Book Review: The Struggle for Administrative Legitimacy
It is telling that the winners of [Daniel] Ernst’s history are not the hardened legal realists whom we generally think of as building, and justifying, the New Deal state. Rather, Ernst turns the spotlight on reform-minded corporate lawyers, such as Charles Evans Hughes and John Lord O’Brian, who stepped back from the edge of realism. While accepting the necessity of the administrative state for managing a modern economy, they fought to imbue that state with a legalistic conception of “fair play” and a distinctively lawyerly form of expertise. These political and intellectual moderates would have agreed with Sunstein and Vermeule when they write that “[a] dose of legal realism … has its place, but … respect for the governing rules is not optional.” Just as for Sunstein and Vermeule, the APA evacuated administrative law of “any kind of ideological valence,” for Ernst, the “rule of lawyers” insulated the administrative state from becoming a weapon in the hands of any particular social or economic group.
It apparently goes without saying – neither Ernst nor his protagonists say it – that the impartiality of the “rule of lawyers” admits one important exception. Under a “rule of lawyers,” the administrative state will persistently favor one socioeconomic bloc: lawyers and the interests they serve. From this perspective, Tocqueville’s Nightmare can be read as a narrative of regulatory capture: the capture of the administrative state by lawyers themselves.
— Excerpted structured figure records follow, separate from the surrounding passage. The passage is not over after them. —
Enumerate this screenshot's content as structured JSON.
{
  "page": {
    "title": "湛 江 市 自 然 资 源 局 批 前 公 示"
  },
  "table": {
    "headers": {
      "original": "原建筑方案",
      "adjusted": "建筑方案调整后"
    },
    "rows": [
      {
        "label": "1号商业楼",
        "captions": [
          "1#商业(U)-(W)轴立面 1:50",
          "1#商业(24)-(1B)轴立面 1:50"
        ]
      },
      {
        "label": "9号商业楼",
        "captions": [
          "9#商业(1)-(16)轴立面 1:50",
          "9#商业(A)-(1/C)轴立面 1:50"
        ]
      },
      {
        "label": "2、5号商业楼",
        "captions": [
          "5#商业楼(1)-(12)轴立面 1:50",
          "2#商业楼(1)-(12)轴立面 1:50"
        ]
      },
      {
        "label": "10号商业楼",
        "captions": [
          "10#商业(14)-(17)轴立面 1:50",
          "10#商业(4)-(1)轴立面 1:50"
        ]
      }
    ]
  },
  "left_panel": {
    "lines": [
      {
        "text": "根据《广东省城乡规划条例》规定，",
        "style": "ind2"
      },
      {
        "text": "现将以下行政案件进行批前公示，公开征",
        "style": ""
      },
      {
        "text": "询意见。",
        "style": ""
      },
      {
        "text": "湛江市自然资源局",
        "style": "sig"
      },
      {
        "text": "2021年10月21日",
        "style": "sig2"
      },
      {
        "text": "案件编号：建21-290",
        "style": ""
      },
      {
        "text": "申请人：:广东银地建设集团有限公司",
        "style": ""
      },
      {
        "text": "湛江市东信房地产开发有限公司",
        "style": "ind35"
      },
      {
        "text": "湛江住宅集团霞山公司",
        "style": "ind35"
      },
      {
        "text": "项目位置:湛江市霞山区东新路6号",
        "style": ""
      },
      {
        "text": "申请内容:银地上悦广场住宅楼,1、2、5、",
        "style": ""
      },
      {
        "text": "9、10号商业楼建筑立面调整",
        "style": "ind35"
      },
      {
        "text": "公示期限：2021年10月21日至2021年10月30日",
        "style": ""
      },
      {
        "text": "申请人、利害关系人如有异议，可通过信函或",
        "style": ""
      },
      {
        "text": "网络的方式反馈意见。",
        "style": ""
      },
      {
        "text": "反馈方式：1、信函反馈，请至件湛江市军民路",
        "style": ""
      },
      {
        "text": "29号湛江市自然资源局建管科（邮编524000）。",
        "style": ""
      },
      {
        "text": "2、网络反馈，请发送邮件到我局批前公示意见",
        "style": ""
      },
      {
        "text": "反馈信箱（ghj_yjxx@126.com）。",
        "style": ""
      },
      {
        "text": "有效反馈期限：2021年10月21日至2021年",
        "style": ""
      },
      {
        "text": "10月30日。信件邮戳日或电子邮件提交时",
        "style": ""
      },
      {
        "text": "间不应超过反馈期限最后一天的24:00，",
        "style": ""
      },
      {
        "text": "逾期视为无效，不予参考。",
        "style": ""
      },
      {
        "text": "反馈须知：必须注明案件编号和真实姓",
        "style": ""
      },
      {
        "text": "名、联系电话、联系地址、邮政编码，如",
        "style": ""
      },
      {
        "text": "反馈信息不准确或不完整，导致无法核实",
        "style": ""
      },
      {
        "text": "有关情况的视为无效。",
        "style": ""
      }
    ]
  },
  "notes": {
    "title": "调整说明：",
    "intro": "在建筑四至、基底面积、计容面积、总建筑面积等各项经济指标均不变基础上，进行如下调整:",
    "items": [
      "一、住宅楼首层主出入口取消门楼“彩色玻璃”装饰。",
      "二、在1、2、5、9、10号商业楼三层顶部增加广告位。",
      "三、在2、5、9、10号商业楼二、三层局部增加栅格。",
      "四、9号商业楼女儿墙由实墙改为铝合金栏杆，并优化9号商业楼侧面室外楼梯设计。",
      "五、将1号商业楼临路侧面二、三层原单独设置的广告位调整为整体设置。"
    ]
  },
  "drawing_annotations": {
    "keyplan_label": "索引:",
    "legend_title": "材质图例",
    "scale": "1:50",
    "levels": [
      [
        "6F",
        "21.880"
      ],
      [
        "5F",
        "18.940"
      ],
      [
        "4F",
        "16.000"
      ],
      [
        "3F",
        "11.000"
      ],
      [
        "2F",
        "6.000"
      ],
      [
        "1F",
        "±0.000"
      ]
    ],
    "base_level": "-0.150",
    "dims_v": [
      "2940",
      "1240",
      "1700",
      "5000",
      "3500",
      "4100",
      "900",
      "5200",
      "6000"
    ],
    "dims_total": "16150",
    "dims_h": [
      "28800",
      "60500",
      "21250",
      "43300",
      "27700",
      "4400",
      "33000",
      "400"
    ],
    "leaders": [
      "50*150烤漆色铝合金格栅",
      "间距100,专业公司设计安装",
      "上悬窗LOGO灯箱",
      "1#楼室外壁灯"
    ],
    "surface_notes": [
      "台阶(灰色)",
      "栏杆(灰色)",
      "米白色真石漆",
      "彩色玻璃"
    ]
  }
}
But while regulatory capture is generally understood as a threat to administrative legitimacy, Ernst suggests that lawyerly capture is its condition precedent. If he is right, important new questions come to the fore: how did lawyers win the struggle to equate administrative legitimacy with their control of the administrative state, and what exactly did they win by defining administrative legitimacy in this way? Ernst’s ingenious history not only forces us to ask these questions, but also helps us answer them.